Nash became a victim of serial killer Ryder when she was tied hand and foot by chains between the front end of a trailer-truck and a detached semi-trailer. She screamed out: "Please don't!" In the cab of the truck with his foot on the clutch, Ryder challenged everyone to shoot him (an officer had cautioned: "If we shoot him, his foot is gonna come off that clutch and that truck is gonna roll"). Jim tensely entered the cab, where Ryder suggested: "The gun is loaded. Go for it! Go ahead, pick it up." Ryder revved the engine and threatened to accelerate. As instructed, Jim picked up the gun and pointed it at Ryder, but couldn't squeeze the trigger (fearing that "she'll die"). Ryder was disgusted: "You useless waste," let up the clutch, and accelerated anyway.
With a horrible tearing and stretching sound, Nash was pulled in two (the gore remained off-screen) when Ryder's foot came off the clutch. The last view was of her bound hands.
The suspenseful film concluded with Jim successfully finding ultimate vengeance upon the seemingly-dead hitcher by blasting him with a shotgun, and in the process becoming as lethal as Ryder had been.

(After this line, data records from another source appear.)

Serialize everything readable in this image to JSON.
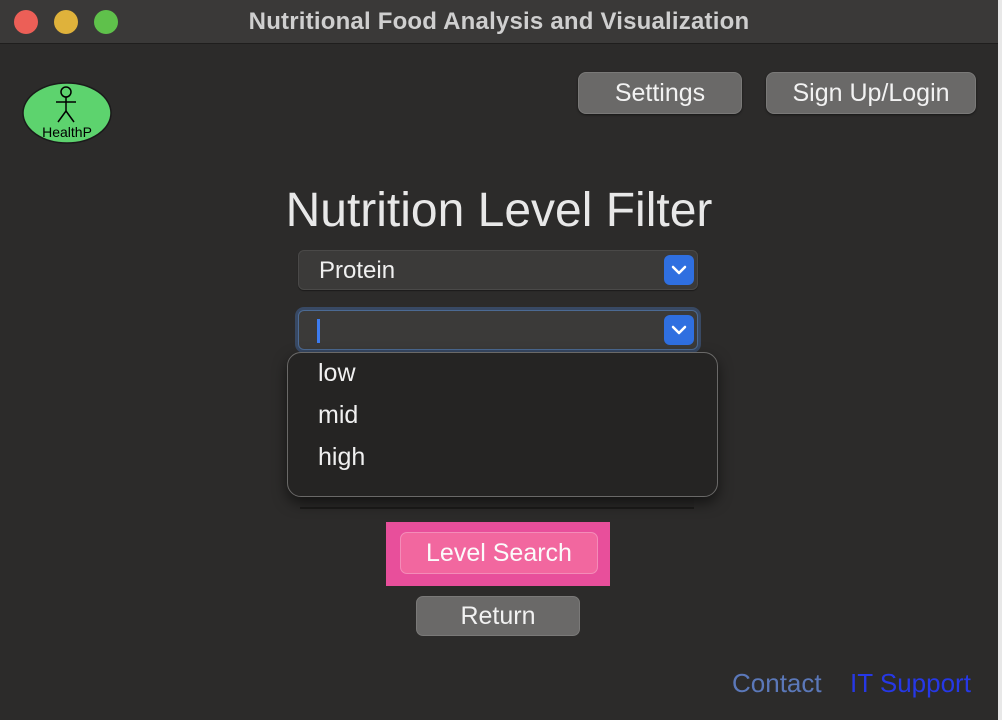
{
  "window": {
    "title": "Nutritional Food Analysis and Visualization"
  },
  "header": {
    "settings_label": "Settings",
    "signup_label": "Sign Up/Login",
    "logo_text": "HealthP"
  },
  "main": {
    "heading": "Nutrition Level Filter",
    "nutrient_select": {
      "selected": "Protein"
    },
    "level_select": {
      "selected": ""
    },
    "level_options": [
      "low",
      "mid",
      "high"
    ],
    "search_label": "Level Search",
    "return_label": "Return"
  },
  "footer": {
    "contact_label": "Contact",
    "it_support_label": "IT Support"
  },
  "colors": {
    "accent_blue": "#2f6fe0",
    "highlight_pink": "#e84f9b",
    "logo_green": "#5dd36e"
  },
  "icons": {
    "select_chevron": "chevron-down-icon",
    "logo": "stick-figure-icon"
  }
}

Little Shop of Horrors (1986)
This was a remake of director Roger Corman's earlier low-budget black comedy Little Shop of Horrors (1960), which also became the basis for the off-Broadway musical in the early 80s.
In the story, nebbish NYC florist shop assistant Seymour Krelbourn (Rick Moranis) owned a hungry, gigantic venus flytrap, named Audrey II (voice of Levi Stubbs) after his infatuated love for co-worker Audrey Fulquard (Ellen Greene). The strange and interesting plant Audrey II craved and demanded Seymour's blood as food.
When Audrey's abusive and sadistic Elvis-like dentist/boyfriend, Dr. Orin Scrivello D.D.S. (Steve Martin), treated her badly in Seymour's presence, he was convinced to kill Scrivello. In the dentist's office during an appointment, he balked at killing Scrivello with a revolver, but then watched as the hysterical, over-the-top dentist accidentally asphyxiated himself on laughing (or "giggle") gas (nitrous oxide), due to a malfunctioning control valve on the tank of the "special gas mask." He literally collapsed and died laughing.
Seymour dragged the dentist's body (stashed in a canvas bag) down the street back to the florist shop, where the ravenous plant called out: "Feed Me!" In the back of the shop, Seymour began to chop up the body with an axe, when the florist shop owner, Mr. Mushnik (Vincent Gardenia) saw his silhouette and assumed that he was an axe-murderer. However, he fled in fear without being seen. Seymour dragged the bloody body parts to Audrey II, where the open-mouthed, voracious, blood-seeking plant gladly feasted on them.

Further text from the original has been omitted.